24. A method for treating an individual for multiple myeloma comprising
a) determining in a sample from said individual the level of expression of each marker listed in Table 1;
b) determining in a sample from said individual the level of expression of at least one marker selected from Table 11;
c) determining in a sample from said individual the presence of the t(4;14) translocation using gene expression profiling;
d) determining in a sample from said individual the level of expression of at least one marker in Table 3; and/or
e) determining in a sample from said individual the presence of the t(11;14) translocation using gene expression profiling;
determining based on steps a), b), c), d) and/or e) a treatment of the individual, and treating said individual accordingly.

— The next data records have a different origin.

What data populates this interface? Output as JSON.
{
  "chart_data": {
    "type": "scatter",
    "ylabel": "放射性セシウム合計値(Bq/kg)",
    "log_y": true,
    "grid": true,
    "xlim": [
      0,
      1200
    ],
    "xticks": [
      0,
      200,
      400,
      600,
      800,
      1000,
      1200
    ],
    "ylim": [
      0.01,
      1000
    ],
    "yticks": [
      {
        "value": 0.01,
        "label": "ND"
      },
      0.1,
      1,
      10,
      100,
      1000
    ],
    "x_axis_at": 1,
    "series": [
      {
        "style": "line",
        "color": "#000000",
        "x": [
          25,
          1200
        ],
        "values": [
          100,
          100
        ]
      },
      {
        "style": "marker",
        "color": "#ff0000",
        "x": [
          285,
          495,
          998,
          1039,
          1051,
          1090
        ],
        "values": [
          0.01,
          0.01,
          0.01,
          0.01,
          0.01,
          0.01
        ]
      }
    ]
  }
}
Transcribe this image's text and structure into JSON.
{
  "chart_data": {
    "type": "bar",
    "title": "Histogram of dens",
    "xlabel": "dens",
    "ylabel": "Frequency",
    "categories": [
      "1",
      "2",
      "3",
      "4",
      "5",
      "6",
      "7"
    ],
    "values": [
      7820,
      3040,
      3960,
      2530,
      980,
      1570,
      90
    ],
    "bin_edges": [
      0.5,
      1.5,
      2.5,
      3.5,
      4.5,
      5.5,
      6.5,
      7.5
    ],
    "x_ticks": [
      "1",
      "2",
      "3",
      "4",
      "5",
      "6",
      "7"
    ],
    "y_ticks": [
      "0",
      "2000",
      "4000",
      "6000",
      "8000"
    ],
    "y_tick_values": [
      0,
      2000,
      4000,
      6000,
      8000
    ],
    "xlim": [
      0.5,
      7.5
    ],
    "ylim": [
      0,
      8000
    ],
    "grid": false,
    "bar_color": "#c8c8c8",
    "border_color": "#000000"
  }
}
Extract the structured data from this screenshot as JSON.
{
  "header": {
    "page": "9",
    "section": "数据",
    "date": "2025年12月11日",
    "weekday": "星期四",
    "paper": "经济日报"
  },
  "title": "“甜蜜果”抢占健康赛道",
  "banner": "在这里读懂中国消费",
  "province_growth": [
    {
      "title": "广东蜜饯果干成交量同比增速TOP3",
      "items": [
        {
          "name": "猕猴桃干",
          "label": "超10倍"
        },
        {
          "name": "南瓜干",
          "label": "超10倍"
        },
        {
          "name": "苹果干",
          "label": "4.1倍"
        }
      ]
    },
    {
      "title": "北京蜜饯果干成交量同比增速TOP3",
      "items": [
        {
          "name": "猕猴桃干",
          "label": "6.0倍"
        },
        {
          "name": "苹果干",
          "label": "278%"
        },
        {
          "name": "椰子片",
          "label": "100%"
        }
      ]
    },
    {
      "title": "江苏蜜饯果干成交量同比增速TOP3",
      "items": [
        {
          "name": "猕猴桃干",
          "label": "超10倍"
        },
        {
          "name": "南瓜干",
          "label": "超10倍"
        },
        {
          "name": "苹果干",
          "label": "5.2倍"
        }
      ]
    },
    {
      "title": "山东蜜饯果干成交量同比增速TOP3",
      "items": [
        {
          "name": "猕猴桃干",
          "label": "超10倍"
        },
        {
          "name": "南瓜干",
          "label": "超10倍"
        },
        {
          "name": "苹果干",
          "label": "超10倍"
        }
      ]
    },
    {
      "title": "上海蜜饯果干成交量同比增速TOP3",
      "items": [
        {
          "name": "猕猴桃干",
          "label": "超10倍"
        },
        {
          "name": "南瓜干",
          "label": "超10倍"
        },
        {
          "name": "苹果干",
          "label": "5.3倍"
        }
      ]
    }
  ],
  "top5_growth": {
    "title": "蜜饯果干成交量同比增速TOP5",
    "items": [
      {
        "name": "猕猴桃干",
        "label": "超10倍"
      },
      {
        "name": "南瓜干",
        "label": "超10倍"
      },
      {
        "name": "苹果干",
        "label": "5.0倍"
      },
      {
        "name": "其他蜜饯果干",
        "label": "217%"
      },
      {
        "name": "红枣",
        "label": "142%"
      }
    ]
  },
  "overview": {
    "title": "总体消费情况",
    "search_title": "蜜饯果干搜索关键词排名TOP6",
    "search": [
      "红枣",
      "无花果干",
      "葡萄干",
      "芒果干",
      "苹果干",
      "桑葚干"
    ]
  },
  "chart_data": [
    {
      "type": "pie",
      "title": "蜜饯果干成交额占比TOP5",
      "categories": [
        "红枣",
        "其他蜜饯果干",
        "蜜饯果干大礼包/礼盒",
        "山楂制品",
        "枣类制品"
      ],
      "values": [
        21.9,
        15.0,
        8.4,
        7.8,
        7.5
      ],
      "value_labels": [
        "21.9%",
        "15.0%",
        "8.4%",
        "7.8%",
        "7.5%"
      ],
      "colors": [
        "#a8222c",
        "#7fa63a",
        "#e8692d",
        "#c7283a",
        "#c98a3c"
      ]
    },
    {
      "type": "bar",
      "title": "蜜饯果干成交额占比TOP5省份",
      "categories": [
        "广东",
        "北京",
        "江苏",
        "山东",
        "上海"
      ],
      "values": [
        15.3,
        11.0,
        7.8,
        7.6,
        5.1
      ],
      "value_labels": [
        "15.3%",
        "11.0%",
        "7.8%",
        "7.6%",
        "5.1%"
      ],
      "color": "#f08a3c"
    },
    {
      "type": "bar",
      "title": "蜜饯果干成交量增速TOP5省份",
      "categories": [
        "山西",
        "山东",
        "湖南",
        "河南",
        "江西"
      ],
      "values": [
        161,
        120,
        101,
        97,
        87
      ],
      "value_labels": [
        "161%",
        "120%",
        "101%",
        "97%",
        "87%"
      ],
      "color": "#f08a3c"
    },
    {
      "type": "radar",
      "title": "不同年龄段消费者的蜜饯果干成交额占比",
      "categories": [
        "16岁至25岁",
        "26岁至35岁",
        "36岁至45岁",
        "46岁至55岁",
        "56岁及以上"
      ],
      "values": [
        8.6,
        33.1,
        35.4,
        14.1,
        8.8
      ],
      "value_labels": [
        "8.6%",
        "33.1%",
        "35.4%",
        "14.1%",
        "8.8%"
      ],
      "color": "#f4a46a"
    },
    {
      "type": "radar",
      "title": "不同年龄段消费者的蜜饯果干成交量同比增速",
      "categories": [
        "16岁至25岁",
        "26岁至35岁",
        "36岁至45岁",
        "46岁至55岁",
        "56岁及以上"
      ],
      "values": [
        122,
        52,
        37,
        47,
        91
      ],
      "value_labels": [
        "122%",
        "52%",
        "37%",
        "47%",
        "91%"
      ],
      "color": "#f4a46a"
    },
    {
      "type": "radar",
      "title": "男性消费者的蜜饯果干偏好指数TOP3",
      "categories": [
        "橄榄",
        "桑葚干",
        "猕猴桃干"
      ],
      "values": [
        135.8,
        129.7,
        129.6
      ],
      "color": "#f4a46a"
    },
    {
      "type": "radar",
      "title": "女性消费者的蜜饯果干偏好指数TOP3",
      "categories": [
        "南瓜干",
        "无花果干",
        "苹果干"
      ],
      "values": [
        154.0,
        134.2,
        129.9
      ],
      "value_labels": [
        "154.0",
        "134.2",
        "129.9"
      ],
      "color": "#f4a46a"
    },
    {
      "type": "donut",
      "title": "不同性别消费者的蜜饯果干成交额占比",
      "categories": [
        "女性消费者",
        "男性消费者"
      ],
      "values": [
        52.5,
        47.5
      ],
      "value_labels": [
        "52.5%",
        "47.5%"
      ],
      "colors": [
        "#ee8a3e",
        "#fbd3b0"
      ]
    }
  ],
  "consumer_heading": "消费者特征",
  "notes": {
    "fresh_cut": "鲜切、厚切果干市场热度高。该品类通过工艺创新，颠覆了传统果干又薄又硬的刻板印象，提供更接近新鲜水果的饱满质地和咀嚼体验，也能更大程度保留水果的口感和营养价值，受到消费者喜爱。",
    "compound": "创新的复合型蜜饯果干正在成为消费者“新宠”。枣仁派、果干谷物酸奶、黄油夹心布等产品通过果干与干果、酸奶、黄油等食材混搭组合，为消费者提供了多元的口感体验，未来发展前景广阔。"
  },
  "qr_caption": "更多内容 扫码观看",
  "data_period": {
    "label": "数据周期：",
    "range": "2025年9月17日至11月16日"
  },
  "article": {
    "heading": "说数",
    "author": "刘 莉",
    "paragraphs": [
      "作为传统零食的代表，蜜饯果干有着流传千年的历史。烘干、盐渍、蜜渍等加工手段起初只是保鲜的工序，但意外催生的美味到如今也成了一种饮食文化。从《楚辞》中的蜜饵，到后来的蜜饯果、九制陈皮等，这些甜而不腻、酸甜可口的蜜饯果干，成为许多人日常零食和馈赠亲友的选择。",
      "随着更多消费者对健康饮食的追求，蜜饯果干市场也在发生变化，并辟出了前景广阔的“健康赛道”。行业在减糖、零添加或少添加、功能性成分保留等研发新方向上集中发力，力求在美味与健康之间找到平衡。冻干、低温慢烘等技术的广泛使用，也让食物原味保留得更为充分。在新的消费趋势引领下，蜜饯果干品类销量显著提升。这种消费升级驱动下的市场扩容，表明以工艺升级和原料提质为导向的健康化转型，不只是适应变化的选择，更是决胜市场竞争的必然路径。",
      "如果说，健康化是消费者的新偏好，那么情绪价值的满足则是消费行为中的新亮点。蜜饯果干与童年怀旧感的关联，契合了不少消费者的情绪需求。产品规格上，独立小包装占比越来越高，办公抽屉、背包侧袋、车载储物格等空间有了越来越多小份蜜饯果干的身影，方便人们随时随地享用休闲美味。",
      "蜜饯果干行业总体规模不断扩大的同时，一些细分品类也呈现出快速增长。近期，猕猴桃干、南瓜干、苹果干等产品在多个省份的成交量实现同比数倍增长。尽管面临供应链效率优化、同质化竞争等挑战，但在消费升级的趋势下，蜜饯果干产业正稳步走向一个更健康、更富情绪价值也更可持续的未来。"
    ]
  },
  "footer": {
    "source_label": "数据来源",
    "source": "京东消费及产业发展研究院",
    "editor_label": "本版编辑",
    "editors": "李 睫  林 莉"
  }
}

25. The method of claim 24, wherein the method comprises
a) determining in a sample from said individual the level of expression of at least one markers selected from Table 11 and/or
b) determining in a sample from said individual the presence of the t(4;14) translocation; and
c) determining in a sample from said individual the level of expression of at least one marker in Table 3 and/or
d) determining in a sample from said individual the presence of the t(11;14) translocation;
wherein the individual is classified based on steps a) and/or b) and on steps c) and/or d).
26. The method of claim 24 comprising determining the level of expression of the markers from Table 2, and/or the markers from Table 4.
27. The method of claim 24, wherein the level of marker expression is determined by detection of RNA.
28. The method of claim 24, wherein the thalidomide analog which is substituted with NH2 or CH3 at the C4 of the phthaloyl ring is lenalidomide or pomalidomide.
29. The method of claim 24 wherein the sample comprises plasma cells.
30. The method of claim 24, wherein said individual is treated with thalidomide or an analog thereof which is not substituted with NH2 or CH3 at the C4 of the phthaloyl ring.
31. The method of claim 24, wherein said individual is treated with a thalidomide analog which is substituted with NH2 or CH3 at the C4 of the phthaloyl ring.
32. A method for classifying an individual with multiple myeloma based on the likelihood of response to treatment with an immunomodulatory drug (IMiD), wherein said individual is classified as
i) a likely responder to thalidomide or an analog thereof which is not substituted with NH2 or CH3 at the C4 of the phthaloyl ring and a likely responder to a thalidomide analog which is substituted with NH2 or CH3 at the C4 of the phthaloyl ring,
ii) a likely responder to a thalidomide analog which is substituted with NH2 or CH3 at the C4 of the phthaloyl ring and a likely non-responder to thalidomide or an analog thereof which is not substituted with NH2 or CH3 at the C4 of the phthaloyl ring, or
iii) a likely non-responder to a thalidomide analog which is substituted with NH2 or CH3 at the C4 of the phthaloyl ring and a likely responder to thalidomide or an analog thereof which is not substituted with NH2 or CH3 at the C4 of the phthaloyl ring; the method comprising:
a) determining in a sample from said individual the level of expression of at least one marker selected from Table 11;
b) determining in a sample from said individual the presence of the t(4;14) translocation;
c) determining in a sample from said individual the level of expression of at least one marker in Table 3; and/or
d) determining in a sample from said individual the presence of the t(11;14) translocation; wherein the individual is classified based on at least one of steps a), b), c), and d).
33. The method of claim 32, wherein the presence of the t(4;14) translocation and/or the t(11;14) translocation is determined using fluorescence in situ hybridization (FISH).